The three papers that follow are part of a symposium on forecasting performance I organized under the auspices of IMF Staff Papers. These are interesting papers that deal with forecast evaluation in real-world situations, ones that can often be far removed from those considered in forecasting textbooks (e.g., Diebold (2001), to pick one at random) in which the evaluator has access to a long history of forecasts made by an individual or agency, knows the model used to generate the forecasts, and can reasonably assume that the forecaster’s goal is to do as well as possible in predicting the actual outcome. In contrast to the textbook view, in the papers presented here:
The history of forecasts is often very short, in many cases because the forecasts are for countries that have only existed in their present form for a few years (e.g., Poland and other transition economies);
The model used to generate the forecasts is not known, in many cases because the forecasts are judgmental rather than model based;
The assumption that the forecaster’s goal is to do as well as possible in predicting the actual outcome is sometimes questionable. In the context of private sector forecasts, this is because the incentives for forecasters may induce them to herd rather than to reveal their true forecasts. Public sector forecasts may also be distorted, although for different reasons. Forecasts associated with IMF programs, for example, are often the result of negotiations between Fund staff and the country authorities and are perhaps more accurately viewed as goals, or targets, rather than pure forecasts.
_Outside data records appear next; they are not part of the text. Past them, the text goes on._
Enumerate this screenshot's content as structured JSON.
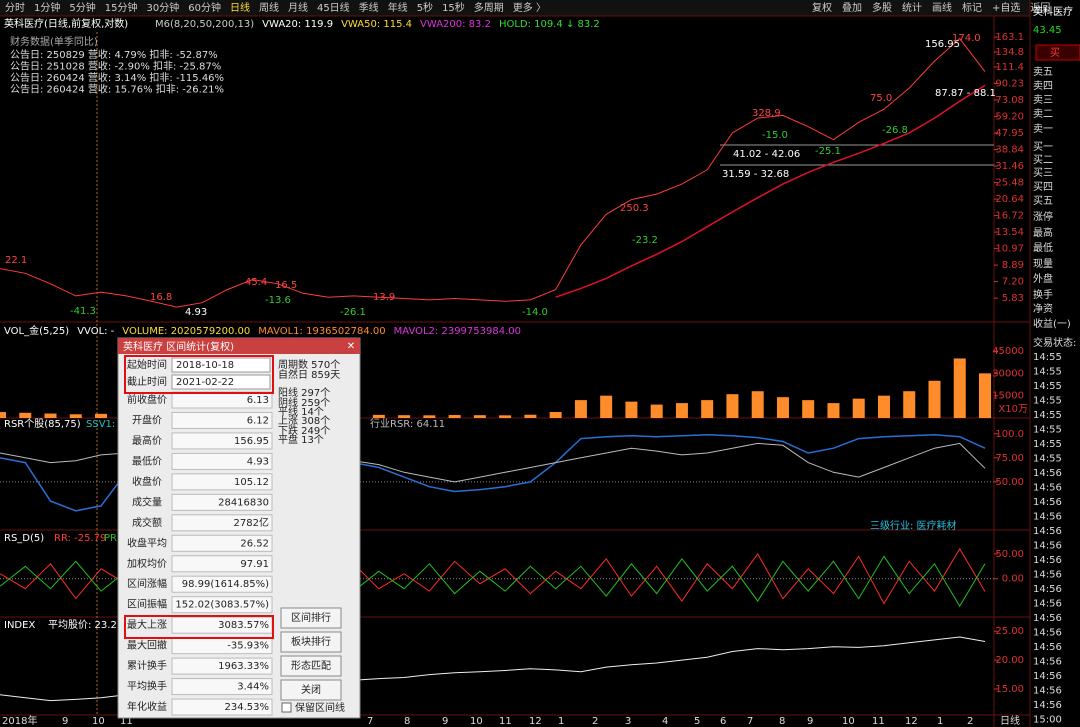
{
  "toolbar": {
    "periods": [
      "分时",
      "1分钟",
      "5分钟",
      "15分钟",
      "30分钟",
      "60分钟",
      "日线",
      "周线",
      "月线",
      "45日线",
      "季线",
      "年线",
      "5秒",
      "15秒",
      "多周期",
      "更多 〉"
    ],
    "actions": [
      "复权",
      "叠加",
      "多股",
      "统计",
      "画线",
      "标记",
      "+自选",
      "返回"
    ]
  },
  "header": {
    "title": "英科医疗(日线,前复权,对数)",
    "indicators": [
      "M6(8,20,50,200,13)",
      "VWA20: 119.9",
      "VWA50: 115.4",
      "VWA200: 83.2",
      "HOLD: 109.4 ↓ 83.2"
    ]
  },
  "finance": {
    "title": "财务数据(单季同比)",
    "rows": [
      "公告日: 250829  营收: 4.79%   扣非: -52.87%",
      "公告日: 251028  营收: -2.90%  扣非: -25.87%",
      "公告日: 260424  营收: 3.14%   扣非: -115.46%",
      "公告日: 260424  营收: 15.76%  扣非: -26.21%"
    ]
  },
  "price_panel": {
    "log_scale": true,
    "ylim": [
      4.3,
      174
    ],
    "yticks": [
      163.1,
      134.8,
      111.4,
      90.23,
      73.08,
      {
        "value": 59.2,
        "label": "59.20"
      },
      47.95,
      38.84,
      31.46,
      25.48,
      20.64,
      16.72,
      13.54,
      10.97,
      8.89,
      {
        "value": 7.2,
        "label": "7.20"
      },
      5.83
    ],
    "close": {
      "color": "#ff3b3b",
      "values": [
        8.5,
        8.0,
        7.0,
        6.0,
        6.3,
        6.0,
        5.6,
        5.2,
        5.5,
        6.5,
        7.4,
        7.0,
        6.2,
        5.9,
        6.0,
        5.9,
        5.8,
        5.7,
        5.8,
        5.7,
        5.6,
        5.7,
        6.5,
        11.5,
        17.0,
        20.5,
        22.0,
        25.0,
        30.0,
        48.0,
        58.0,
        60.0,
        52.0,
        44.0,
        55.0,
        65.0,
        85.0,
        120.0,
        160.0,
        105.0
      ]
    },
    "ma": {
      "color": "#e0102a",
      "values": [
        null,
        null,
        null,
        null,
        null,
        null,
        null,
        null,
        null,
        null,
        null,
        null,
        null,
        null,
        null,
        null,
        null,
        null,
        null,
        null,
        null,
        null,
        5.9,
        6.6,
        7.5,
        8.8,
        10.2,
        12,
        14.5,
        17.5,
        21,
        25,
        29,
        33,
        37,
        42,
        48,
        58,
        72,
        88
      ]
    },
    "annotations": [
      "156.95",
      "174.0",
      "87.87 - 88.1",
      "41.02 - 42.06",
      "31.59 - 32.68",
      "75.0",
      "-26.8",
      "-25.1",
      "-15.0",
      "328.9",
      "250.3",
      "-23.2",
      "45.4",
      "16.5",
      "-13.6",
      "16.8",
      "4.93",
      "-41.3",
      "22.1",
      "13.9",
      "-26.1",
      "-14.0"
    ]
  },
  "volume_panel": {
    "header": [
      "VOL_金(5,25)",
      "VVOL: -",
      "VOLUME: 2020579200.00",
      "MAVOL1: 1936502784.00",
      "MAVOL2: 2399753984.00"
    ],
    "ylim": [
      0,
      52400
    ],
    "yticks": [
      45000,
      30000,
      15000
    ],
    "unit": "X10万",
    "color": "#ff8c2a",
    "values": [
      4000,
      3500,
      3000,
      2500,
      2800,
      2200,
      2000,
      2600,
      3000,
      5200,
      6000,
      3500,
      2500,
      2200,
      2000,
      2100,
      1900,
      1800,
      2000,
      1900,
      1800,
      2200,
      4000,
      12000,
      15000,
      11000,
      9000,
      10000,
      12000,
      16000,
      18000,
      14000,
      12000,
      10000,
      13000,
      15000,
      18000,
      25000,
      40000,
      30000
    ]
  },
  "rsr_panel": {
    "header": [
      "RSR个股(85,75)",
      "SSV1: 9",
      "行业RSR: 64.11"
    ],
    "industry_note": "三级行业: 医疗耗材",
    "ylim": [
      0,
      106
    ],
    "yticks": [
      {
        "value": 100,
        "label": "100.0"
      },
      {
        "value": 75,
        "label": "75.00"
      },
      {
        "value": 50,
        "label": "50.00"
      }
    ],
    "series": [
      {
        "name": "RSR",
        "color": "#2a6fd6",
        "values": [
          75,
          70,
          30,
          20,
          25,
          60,
          70,
          55,
          70,
          75,
          80,
          70,
          65,
          60,
          70,
          65,
          55,
          45,
          40,
          42,
          45,
          50,
          70,
          95,
          97,
          98,
          97,
          98,
          99,
          98,
          96,
          92,
          80,
          85,
          95,
          97,
          98,
          99,
          97,
          85
        ]
      },
      {
        "name": "行业RSR",
        "color": "#bbbbbb",
        "values": [
          80,
          75,
          70,
          72,
          78,
          80,
          75,
          70,
          72,
          78,
          85,
          80,
          75,
          70,
          72,
          68,
          60,
          55,
          50,
          55,
          60,
          65,
          70,
          75,
          80,
          85,
          82,
          78,
          80,
          85,
          90,
          88,
          70,
          60,
          55,
          65,
          75,
          85,
          90,
          64.11
        ]
      }
    ]
  },
  "rsd_panel": {
    "header": [
      "RS_D(5)",
      "RR: -25.79",
      "PR:"
    ],
    "ylim": [
      -77,
      98
    ],
    "yticks": [
      {
        "value": 50,
        "label": "50.00"
      },
      {
        "value": 0,
        "label": "0.00"
      }
    ],
    "series": [
      {
        "name": "RR",
        "color": "#ff2a2a",
        "values": [
          10,
          -20,
          30,
          -40,
          20,
          -10,
          35,
          -25,
          15,
          -30,
          25,
          -15,
          20,
          -35,
          30,
          -20,
          10,
          -25,
          35,
          -10,
          20,
          -30,
          15,
          -20,
          40,
          -35,
          25,
          -45,
          30,
          -20,
          50,
          -40,
          20,
          -30,
          45,
          -50,
          35,
          -25,
          60,
          -25.79
        ]
      },
      {
        "name": "PR",
        "color": "#22c022",
        "values": [
          -15,
          25,
          -20,
          35,
          -25,
          15,
          -30,
          20,
          -20,
          25,
          -30,
          20,
          -15,
          30,
          -25,
          15,
          -20,
          30,
          -30,
          15,
          -25,
          25,
          -20,
          25,
          -35,
          30,
          -30,
          40,
          -25,
          25,
          -45,
          35,
          -25,
          35,
          -40,
          45,
          -30,
          30,
          -55,
          30
        ]
      }
    ]
  },
  "index_panel": {
    "header": [
      "INDEX",
      "平均股价: 23.22"
    ],
    "ylim": [
      10.5,
      26.6
    ],
    "yticks": [
      {
        "value": 25,
        "label": "25.00"
      },
      {
        "value": 20,
        "label": "20.00"
      },
      {
        "value": 15,
        "label": "15.00"
      }
    ],
    "color": "#eeeeee",
    "values": [
      14,
      13.5,
      13,
      13.2,
      13.5,
      14,
      14.5,
      14.8,
      15,
      15.5,
      16,
      15.8,
      16,
      16.3,
      16.5,
      16.8,
      17,
      17.5,
      17.8,
      18,
      18.2,
      18.5,
      18.3,
      18,
      18.8,
      19.2,
      19.5,
      20,
      20.5,
      21.5,
      22,
      21.8,
      22,
      22.3,
      22.2,
      22.5,
      23,
      23.5,
      24,
      23.22
    ]
  },
  "time_axis": {
    "labels": [
      "2018年",
      "9",
      "10",
      "11",
      "7",
      "8",
      "9",
      "10",
      "11",
      "12",
      "1",
      "2",
      "3",
      "4",
      "5",
      "6",
      "7",
      "8",
      "9",
      "10",
      "11",
      "12",
      "1",
      "2"
    ],
    "period": "日线"
  },
  "side_panel": {
    "name": "英科医疗",
    "price": "43.45",
    "buy": "买",
    "labels": [
      "卖五",
      "卖四",
      "卖三",
      "卖二",
      "卖一",
      "买一",
      "买二",
      "买三",
      "买四",
      "买五",
      "涨停",
      "最高",
      "最低",
      "现量",
      "外盘",
      "换手",
      "净资",
      "收益(一)",
      "交易状态:"
    ],
    "times": [
      "14:55",
      "14:55",
      "14:55",
      "14:55",
      "14:55",
      "14:55",
      "14:55",
      "14:55",
      "14:56",
      "14:56",
      "14:56",
      "14:56",
      "14:56",
      "14:56",
      "14:56",
      "14:56",
      "14:56",
      "14:56",
      "14:56",
      "14:56",
      "14:56",
      "14:56",
      "14:56",
      "14:56",
      "14:56",
      "15:00"
    ]
  },
  "dialog": {
    "title": "英科医疗 区间统计(复权)",
    "start_label": "起始时间",
    "start": "2018-10-18",
    "end_label": "截止时间",
    "end": "2021-02-22",
    "rows": [
      [
        "前收盘价",
        "6.13"
      ],
      [
        "开盘价",
        "6.12"
      ],
      [
        "最高价",
        "156.95"
      ],
      [
        "最低价",
        "4.93"
      ],
      [
        "收盘价",
        "105.12"
      ],
      [
        "成交量",
        "28416830"
      ],
      [
        "成交额",
        "2782亿"
      ],
      [
        "收盘平均",
        "26.52"
      ],
      [
        "加权均价",
        "97.91"
      ],
      [
        "区间涨幅",
        "98.99(1614.85%)"
      ],
      [
        "区间振幅",
        "152.02(3083.57%)"
      ],
      [
        "最大上涨",
        "3083.57%"
      ],
      [
        "最大回撤",
        "-35.93%"
      ],
      [
        "累计换手",
        "1963.33%"
      ],
      [
        "平均换手",
        "3.44%"
      ],
      [
        "年化收益",
        "234.53%"
      ]
    ],
    "stats": [
      "周期数  570个",
      "自然日  859天",
      "阳线  297个",
      "阴线  259个",
      "平线  14个",
      "上涨  308个",
      "下跌  249个",
      "平盘  13个"
    ],
    "buttons": [
      "区间排行",
      "板块排行",
      "形态匹配",
      "关闭"
    ],
    "checkbox": "保留区间线"
  }
}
Gallo, Granger, and Jeon on Copycat Behavior
The paper by Gallo, Granger, and Jeon presents evidence—using forecasts of growth from Consensus Forecasts, a monthly survey of mostly private sector forecasters—that there is a tendency among forecasters to conform to the mean ("consensus") forecasts. In particular, an individual’s growth forecasts are strongly influenced by the consensus forecast of the previous month. This copycat behavior can sometimes lead the consensus toward convergence to a forecast value that is far from the actual value. With copycat behavior, moreover, one cannot use the distribution of individual forecasts as if it were made of independent draws, which casts doubt on the practice of using the dispersion of individual forecasts as an informal forecast confidence interval.
Musso and Phillips on the Accuracy of IMF Projections
Associated with an IMF-supported program is a set of forecasts (or projections, as Musso and Phillips prefer to call them). H o w do those forecasts compare with actual outcomes? This question became more prominent following 1997, when the initial IMF-supported programs with Indonesia, Korea, and Thailand called for continued growth in the near term, but real G D P contracted sharply in all three countries. Moreover, in Korea and Thailand, projections for continued current account deficits were instead followed by large surpluses and capital flight.
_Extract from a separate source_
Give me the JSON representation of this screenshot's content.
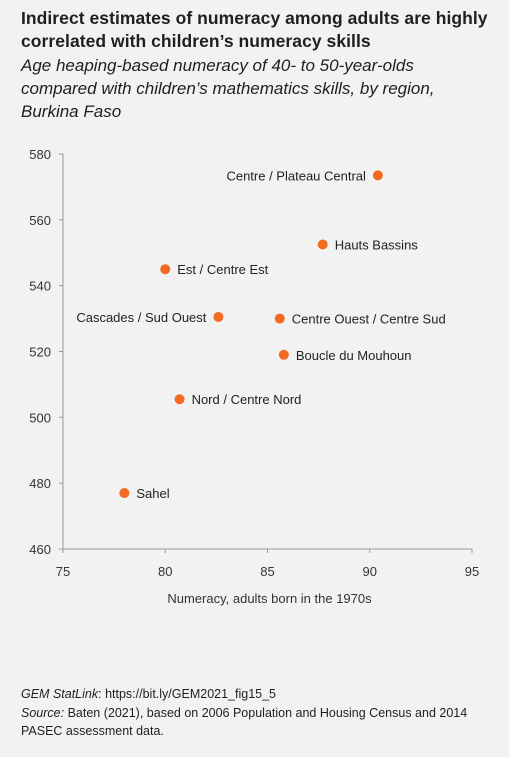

Was the recent experience in East Asia atypical, or in line with a persistent pattern? The paper by Musso and Phillips provides answers by studying the accuracy of projections in 69 IMF-supported programs in the mid-1990s. They study projections in three key areas—output growth, inflation, and the balance of payments—and provide evidence on the bias, efficiency, and accuracy of these projections. Readers hoping for a strong bottom-line result ("IMF projections are wonderful"; "IMF projections are terrible") will be disappointed. Like any sufficiently large set of forecasts, the IMF’s projections do well on some dimensions and not so well on others.
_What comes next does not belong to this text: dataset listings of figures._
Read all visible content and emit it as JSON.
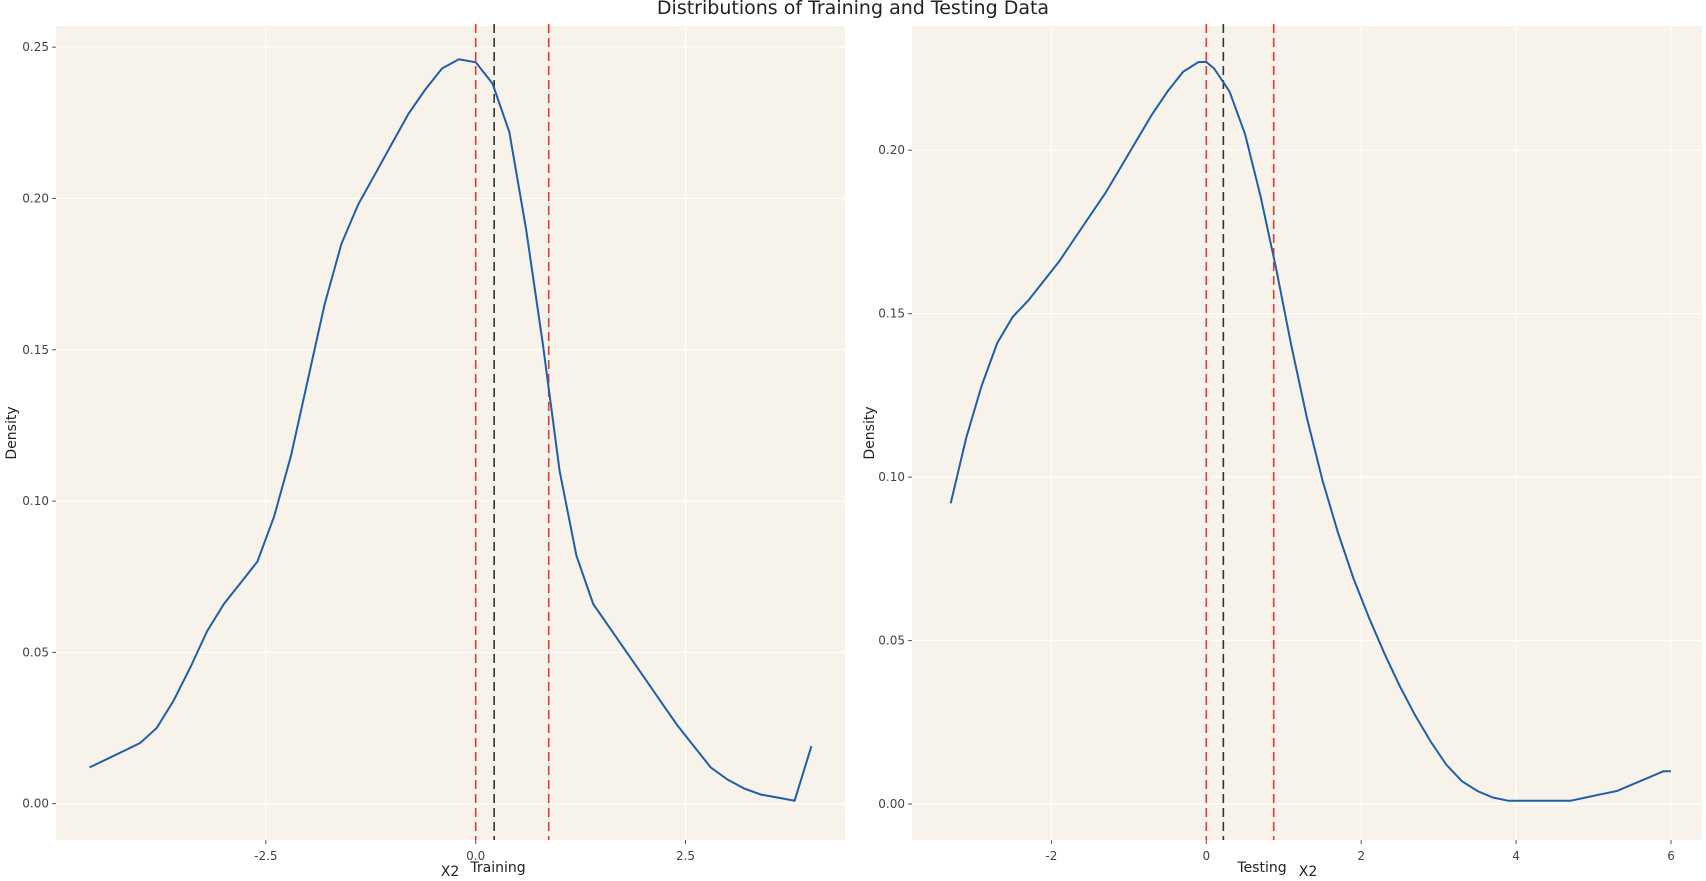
{
  "figure": {
    "title": "Distributions of Training and Testing Data"
  },
  "chart_data": [
    {
      "type": "line",
      "panel_label": "Training",
      "xlabel": "X2",
      "ylabel": "Density",
      "xlim": [
        -5.0,
        4.4
      ],
      "ylim": [
        -0.012,
        0.257
      ],
      "xticks": [
        -2.5,
        0.0,
        2.5
      ],
      "xtick_labels": [
        "-2.5",
        "0.0",
        "2.5"
      ],
      "yticks": [
        0.0,
        0.05,
        0.1,
        0.15,
        0.2,
        0.25
      ],
      "ytick_labels": [
        "0.00",
        "0.05",
        "0.10",
        "0.15",
        "0.20",
        "0.25"
      ],
      "grid": true,
      "background": "#f7f3eb",
      "line_color": "#1f5fa8",
      "x": [
        -4.6,
        -4.3,
        -4.0,
        -3.8,
        -3.6,
        -3.4,
        -3.2,
        -3.0,
        -2.8,
        -2.6,
        -2.4,
        -2.2,
        -2.0,
        -1.8,
        -1.6,
        -1.4,
        -1.2,
        -1.0,
        -0.8,
        -0.6,
        -0.4,
        -0.2,
        0.0,
        0.2,
        0.4,
        0.6,
        0.8,
        1.0,
        1.2,
        1.4,
        1.6,
        1.8,
        2.0,
        2.2,
        2.4,
        2.6,
        2.8,
        3.0,
        3.2,
        3.4,
        3.6,
        3.8,
        4.0
      ],
      "y": [
        0.012,
        0.016,
        0.02,
        0.025,
        0.034,
        0.045,
        0.057,
        0.066,
        0.073,
        0.08,
        0.095,
        0.115,
        0.14,
        0.165,
        0.185,
        0.198,
        0.208,
        0.218,
        0.228,
        0.236,
        0.243,
        0.246,
        0.245,
        0.238,
        0.222,
        0.19,
        0.152,
        0.11,
        0.082,
        0.066,
        0.058,
        0.05,
        0.042,
        0.034,
        0.026,
        0.019,
        0.012,
        0.008,
        0.005,
        0.003,
        0.002,
        0.001,
        0.019
      ],
      "vlines": [
        {
          "x": 0.0,
          "color": "#e8372c"
        },
        {
          "x": 0.22,
          "color": "#333333"
        },
        {
          "x": 0.87,
          "color": "#e8372c"
        }
      ]
    },
    {
      "type": "line",
      "panel_label": "Testing",
      "xlabel": "X2",
      "ylabel": "Density",
      "xlim": [
        -3.8,
        6.4
      ],
      "ylim": [
        -0.011,
        0.238
      ],
      "xticks": [
        -2,
        0,
        2,
        4,
        6
      ],
      "xtick_labels": [
        "-2",
        "0",
        "2",
        "4",
        "6"
      ],
      "yticks": [
        0.0,
        0.05,
        0.1,
        0.15,
        0.2
      ],
      "ytick_labels": [
        "0.00",
        "0.05",
        "0.10",
        "0.15",
        "0.20"
      ],
      "grid": true,
      "background": "#f7f3eb",
      "line_color": "#1f5fa8",
      "x": [
        -3.3,
        -3.1,
        -2.9,
        -2.7,
        -2.5,
        -2.3,
        -2.1,
        -1.9,
        -1.7,
        -1.5,
        -1.3,
        -1.1,
        -0.9,
        -0.7,
        -0.5,
        -0.3,
        -0.1,
        0.0,
        0.1,
        0.3,
        0.5,
        0.7,
        0.9,
        1.1,
        1.3,
        1.5,
        1.7,
        1.9,
        2.1,
        2.3,
        2.5,
        2.7,
        2.9,
        3.1,
        3.3,
        3.5,
        3.7,
        3.9,
        4.1,
        4.3,
        4.5,
        4.7,
        4.9,
        5.1,
        5.3,
        5.5,
        5.7,
        5.9,
        6.0
      ],
      "y": [
        0.092,
        0.112,
        0.128,
        0.141,
        0.149,
        0.154,
        0.16,
        0.166,
        0.173,
        0.18,
        0.187,
        0.195,
        0.203,
        0.211,
        0.218,
        0.224,
        0.227,
        0.227,
        0.225,
        0.218,
        0.205,
        0.186,
        0.164,
        0.14,
        0.118,
        0.099,
        0.083,
        0.069,
        0.057,
        0.046,
        0.036,
        0.027,
        0.019,
        0.012,
        0.007,
        0.004,
        0.002,
        0.001,
        0.001,
        0.001,
        0.001,
        0.001,
        0.002,
        0.003,
        0.004,
        0.006,
        0.008,
        0.01,
        0.01
      ],
      "vlines": [
        {
          "x": 0.0,
          "color": "#e8372c"
        },
        {
          "x": 0.22,
          "color": "#333333"
        },
        {
          "x": 0.87,
          "color": "#e8372c"
        }
      ]
    }
  ]
}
Juhn and Loungani on Comparisons between Private Sector and IMF Forecasts
Juhn and Loungani find for a large sample of countries that there is a high degree of collinearity between output growth forecasts of the private sector taken from Consensus Forecasts and IMF forecasts reported in the World Economic Outlook (WEO). The results for directional accuracy are a statistical "dead heat" between the two sources of forecasts, whereas the evidence tends to favor the private sector forecasts as being a little more accurate than, and encompassing, the WEO forecasts. A s Juhn and Loungani note, the dominance of private sector forecasts should not come as a surprise. The Consensus Forecasts are updated in a far more timely manner and with a shorter "production lag" than the W E O forecasts. The consensus is also an average of several individual forecasts, which—unless the copycat behavior highlighted in the paper by Gallo, Granger, and Jeon is highly prevalent—should tend to produce a more accurate forecast.
All told, the papers collected here provide a fascinating glimpse into the challenges of practical forecast accuracy evaluation. I hope you enjoy them as much as I did.
Frank Diebold is William Polk Carey Professor of Economics, Finance and Statistics at the University of Pennsylvania; Research Associate at the National Bureau of Economic Research; and a Fellow of the Econometric Society.